Esame di Avvocato 2010
Decreto 13 luglio 2010 - Bando di esame di
abilitazione all'esercizio della professione di avvocato –
sessione 2010
23 luglio 2010
(pubblicato nella G.U. n. 58 del 23 luglio 2010 – 4a serie
speciale)
IL MINISTRO DELLA
GIUSTIZIA
Visti il regio decreto-legge 27 novembre
1933, n. 1578, convertito con modificazioni nella legge 22
gennaio 1934, n. 36, relativo all’ordinamento delle professioni
di avvocato; il regio decreto 22 gennaio 1934, n. 37 contenente
le norme integrative e di attuazione del predetto; la legge 23
marzo 1940, n. 254, recante modificazioni all’ordinamento
forense; il decreto legislativo C.P.S. 13 settembre 1946, n.
261, contenente norme sulle tasse da corrispondersi all’Erario
per la partecipazione agli esami forensi, come da ultimo
modificata dal D.P.C.M. 21 dicembre 1990, art. 2 – lettera b);
l’art. 2 della legge 24 luglio 1985, n. 406, recante
modifiche alla disciplina del patrocinio alle preture e degli
esami per la professione di procuratore legale; la legge 27
giugno 1988, n. 242, recante modifiche alla disciplina degli
esami di procuratore legale; la legge 20 aprile 1989, n. 142,
recante modifiche alla disciplina degli esami di procuratore
legale e di avvocato; il D.P.R. 10 aprile 1990, n. 101,
relativo al regolamento alla pratica forense per l’ammissione
dell’esame di procuratore legale; la legge 24 febbraio 1997, n.

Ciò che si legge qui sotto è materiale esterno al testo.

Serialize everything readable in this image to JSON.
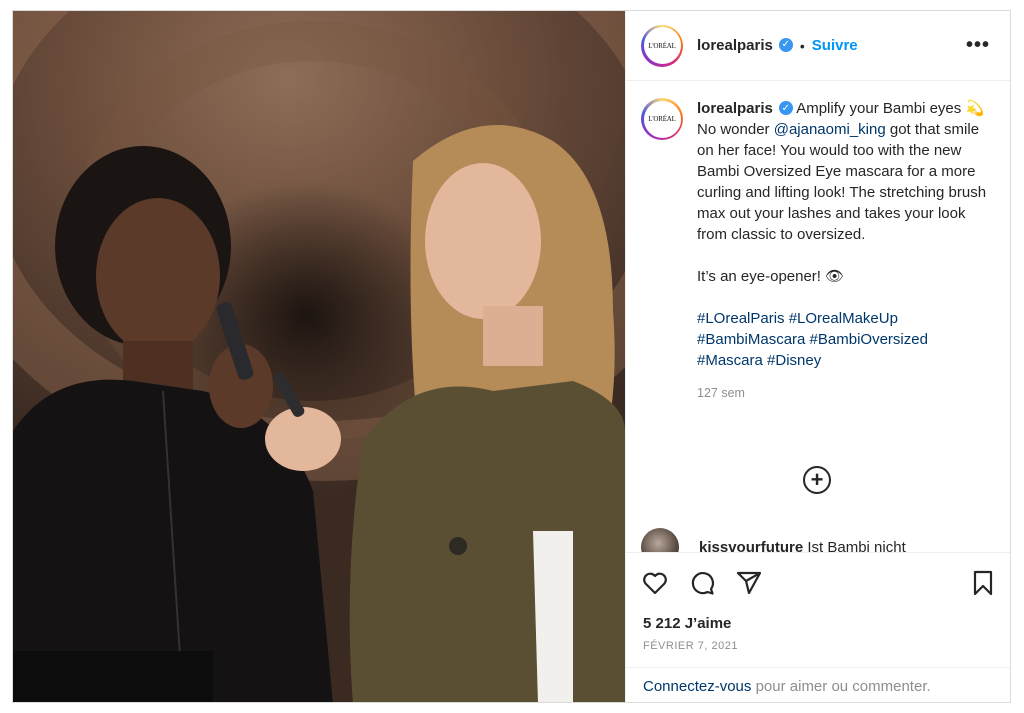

27, relativa alla soppressione dell’albo dei procuratori legali
e a norme in materia di esercizio della professione forense; il
decreto-legge 21 maggio 2003, n. 112, convertito, con
modificazioni, nella legge 18 luglio 2003, n. 180, recante
modifiche urgenti alla disciplina degli esami di abilitazione
alla professione forense;
Visto il D.P.R. 15 luglio 1988, n. 574 contenente le norme di
attuazione dello statuto speciale per la regione Trentino Alto
Adige in materia di uso della lingua tedesca e della lingua
ladina nei rapporti dei cittadini con la pubblica
amministrazione e nei procedimenti giudiziari e succ. mod.,
nonché l’art. 25 D.Lgs. 9 settembre 1997, n. 354, che
istituisce la sezione distaccata in Bolzano della Corte di
Appello di Trento;
Vista la legge 14 gennaio 1994, n. 20;
Visto il Decreto Legislativo 30 marzo 2001, n. 165;
Ritenuta la necessità di indire una sessione di esami di
abilitazione alla professione forense presso le sedi delle
Corti di Appello di Ancona, Bari, Bologna, Brescia, Cagliari,
Caltanissetta, Campobasso, Catania, Catanzaro, Firenze, Genova,
L’Aquila, Lecce, Messina, Milano, Napoli, Palermo, Perugia,
Potenza, Reggio Calabria, Roma, Salerno, Torino, Trento,
Trieste, Venezia e presso la Sezione distaccata di Bolzano
della Corte di Appello di Trento per l’anno 2010;
D E C R E T A
Art. 1
È indetta per l’anno 2010 una sessione di esami per
l’iscrizione negli albi degli Avvocati presso le sedi di Corti
di Appello di Ancona, Bari, Bologna, Brescia, Cagliari,
Caltanissetta, Campobasso, Catania, Catanzaro, Firenze, Genova,
L’Aquila, Lecce, Messina, Milano, Napoli, Palermo, Perugia,
Potenza, Reggio Calabria, Roma, Salerno, Torino, Trento,
Trieste, Venezia e presso la Sezione distaccata in Bolzano
della Corte di Appello di Trento.
Art. 2
L’esame ha carattere teorico-pratico ed è scritto ed orale.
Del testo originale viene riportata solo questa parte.